Our analysis’s L = 600 ms was determined after a thorough review of current systems. This number was selected to provide a reasonable approximation of the cumulative delay impacts seen in most cloud systems. Under modest network traffic and processing loads, studies and benchmarks of Amazon S3, Google Cloud Storage, and Microsoft Azure Blob Storage show that these systems frequently have latencies in the 500–700 ms range. By accounting for comparable network and operating conditions, setting L = 600 ms guarantees that our sharding-based solution is compared on an equal footing with these existing services. This method offers a more realistic depiction of the useful performance advantages of our sharding technology, particularly in situations where user experience is greatly impacted by latency.
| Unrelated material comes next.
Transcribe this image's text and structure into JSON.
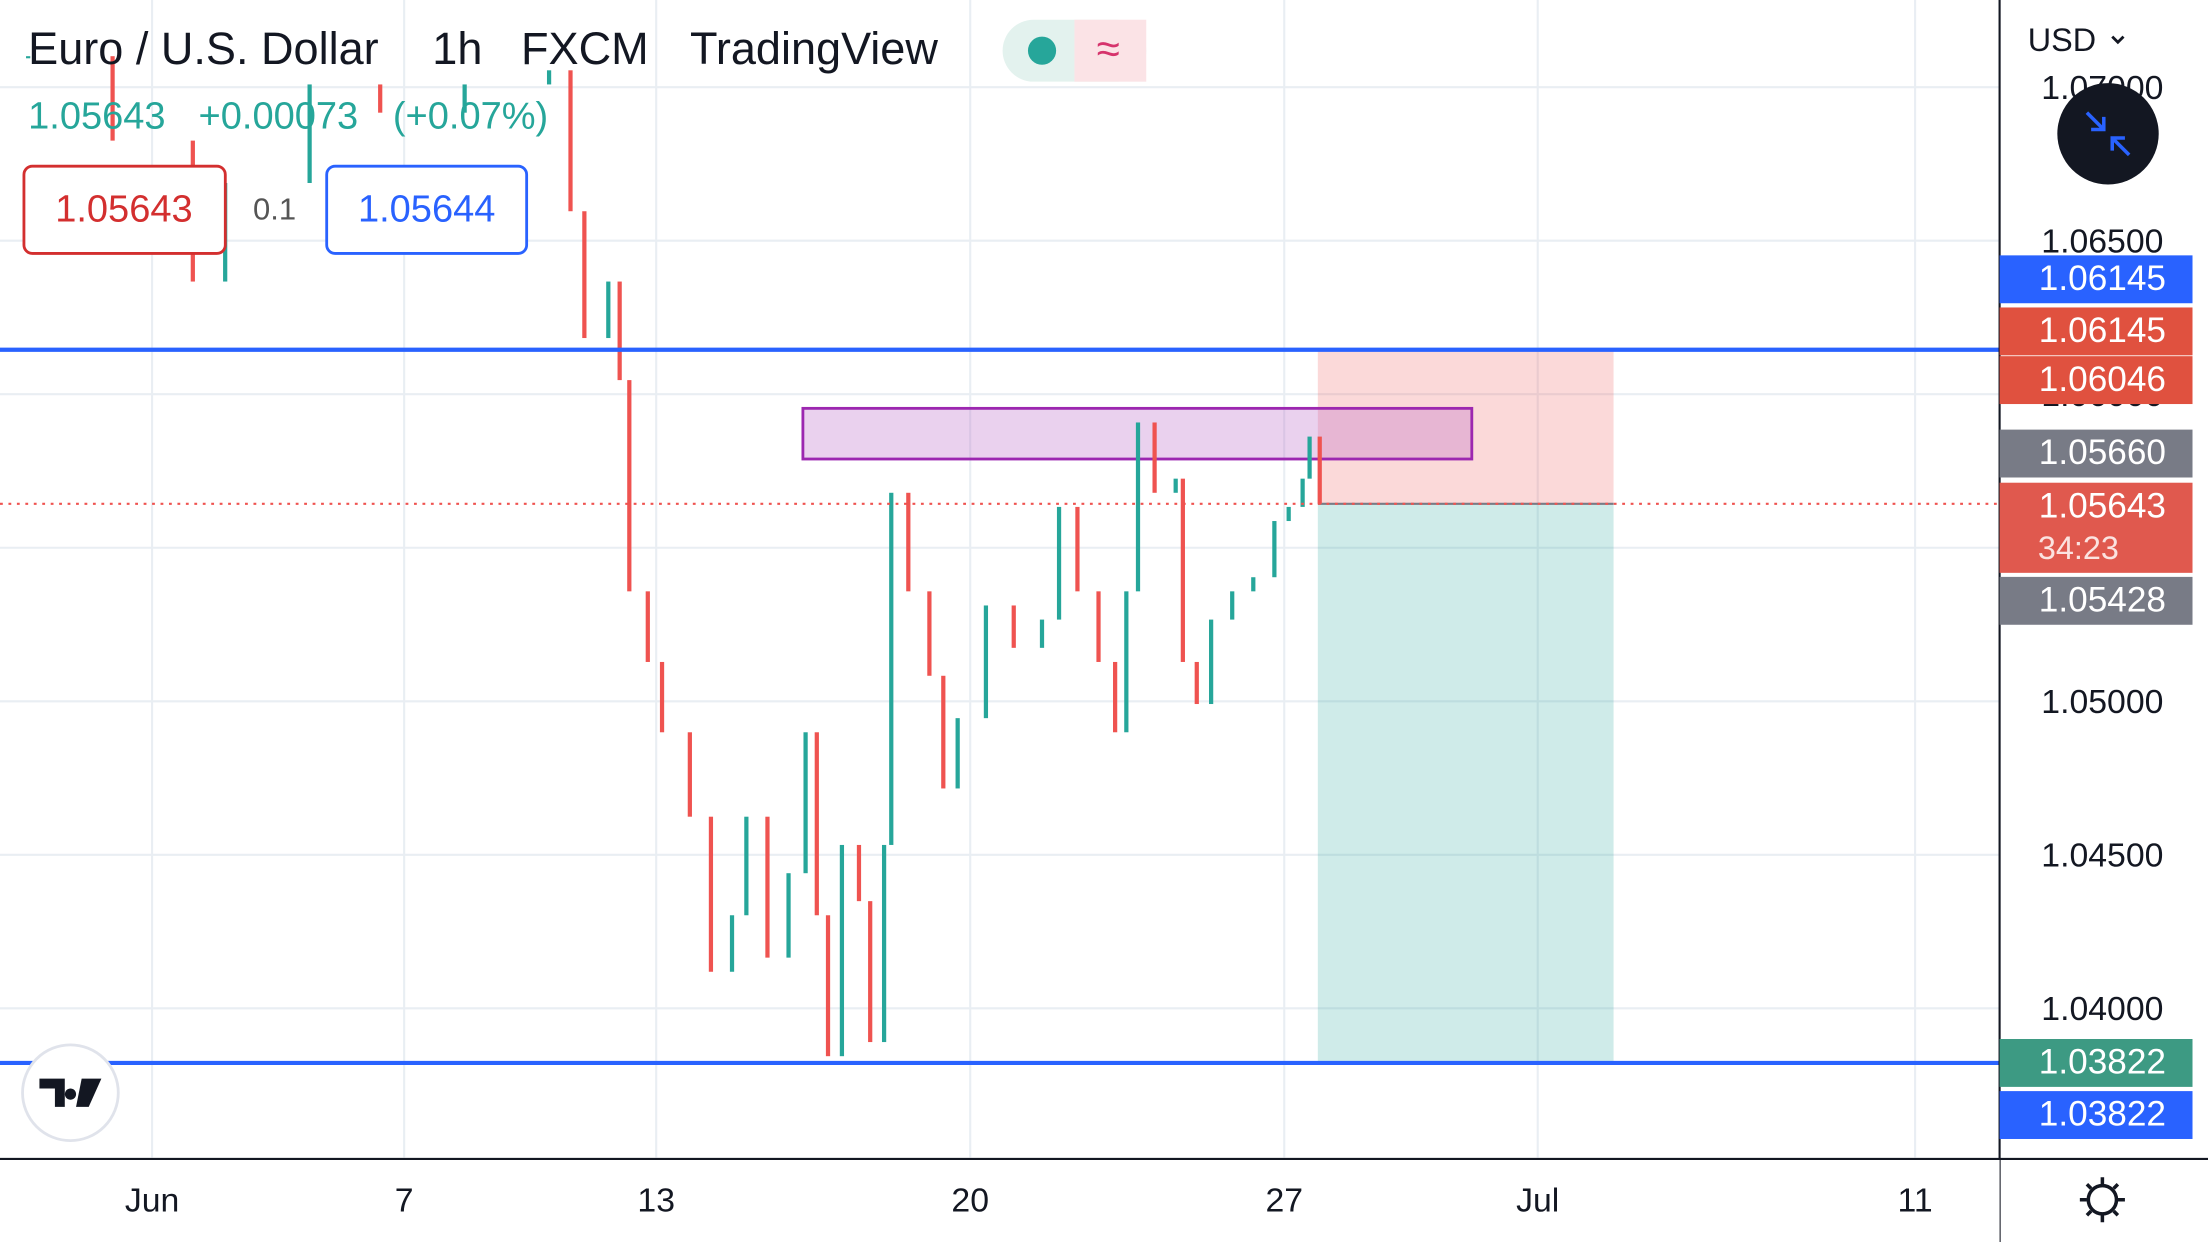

This modification demonstrates how well our system can manage the ancillary difficulties caused by network and processing overheads in addition to the main tasks of data sharding and upload. The presence of L indicates that our system still has an advantage over other solutions, especially in circumstances involving large-scale data transfer where upload speed and dependability are critical.

6. Conclusions

In culmination of this novel work, it presents a comprehensive framework that ensures the security and efficiency of cloud storage and data migration, utilizing cutting-edge cryptographic techniques, sharding, blockchain smart contracts and zero-knowledge proofs (zkps). By encrypting files using user-specific digital wallets and dividing the encrypted data across multiple local database servers, the system guarantees that sensitive user information remains secure and inaccessible to unauthorized individuals at all stages of its existence. By implementing a zero-trust model, where encrypted data are stored and server handlers have no direct access to raw data, data security and privacy are greatly improved.

Looking into the future, there are plans to introduce additional improvements to the system, aiming to enhance its capabilities and tackle new challenges in managing cloud data. Initially, the implementation will progress to generate zkps by utilizing cryptographic keys directly obtained from the user’s digital wallet. This improvement not only strengthens the security of the proof generation process but also guarantees a personalized and comprehensive verification procedure that is specifically designed to meet the unique encryption key requirements of each individual user.

Further, deploying the smart contracts on a zero-knowledge proof (zkp) blockchain will be examined. This strategy intends to enhance the security and privacy protocols of the cloud storage system. By utilizing zkp blockchain technology, the verification of transactions and data access can be conducted without disclosing any sensitive information, ensuring the privacy of users. Utilizing smart contracts on a zkp blockchain will also improve compliance with privacy regulations and cloud policies, guaranteeing that user data is safeguarded to the highest possible standards. This future direction will play a crucial role in the creation of a more robust, secure, and privacy-focused cloud storage solution.

These advancements are designed to enhance the system’s ability to maintain data accuracy, protect privacy, and optimize operational efficiency in cloud environments. Through the incorporation of state-of-the-art technologies and methodologies, this investigation establishes a solid groundwork for future advancements in secure cloud data storage and migration, propelling the development of reliable and scalable cloud computing infrastructures.

Apart from the main contributions of this research, we acknowledge that handling critical user data prior to their storage or transfer in cloud environments is important. As a continuation of this work, we suggest a pre-processing architecture to improve security and privacy in cloud computing. Before data are sent to the cloud, they should be encrypted, anonymized, or secured in some other way to make sure they stay safe, even in the event that the cloud environment is compromised. Future studies could focus on creating more sophisticated encryption methods, using AI to classify data, and creating safe transfer protocols that work well with blockchain and cloud storage systems. Our goal is to develop a complete solution for safe and private data management by tackling these issues in the cloud environment.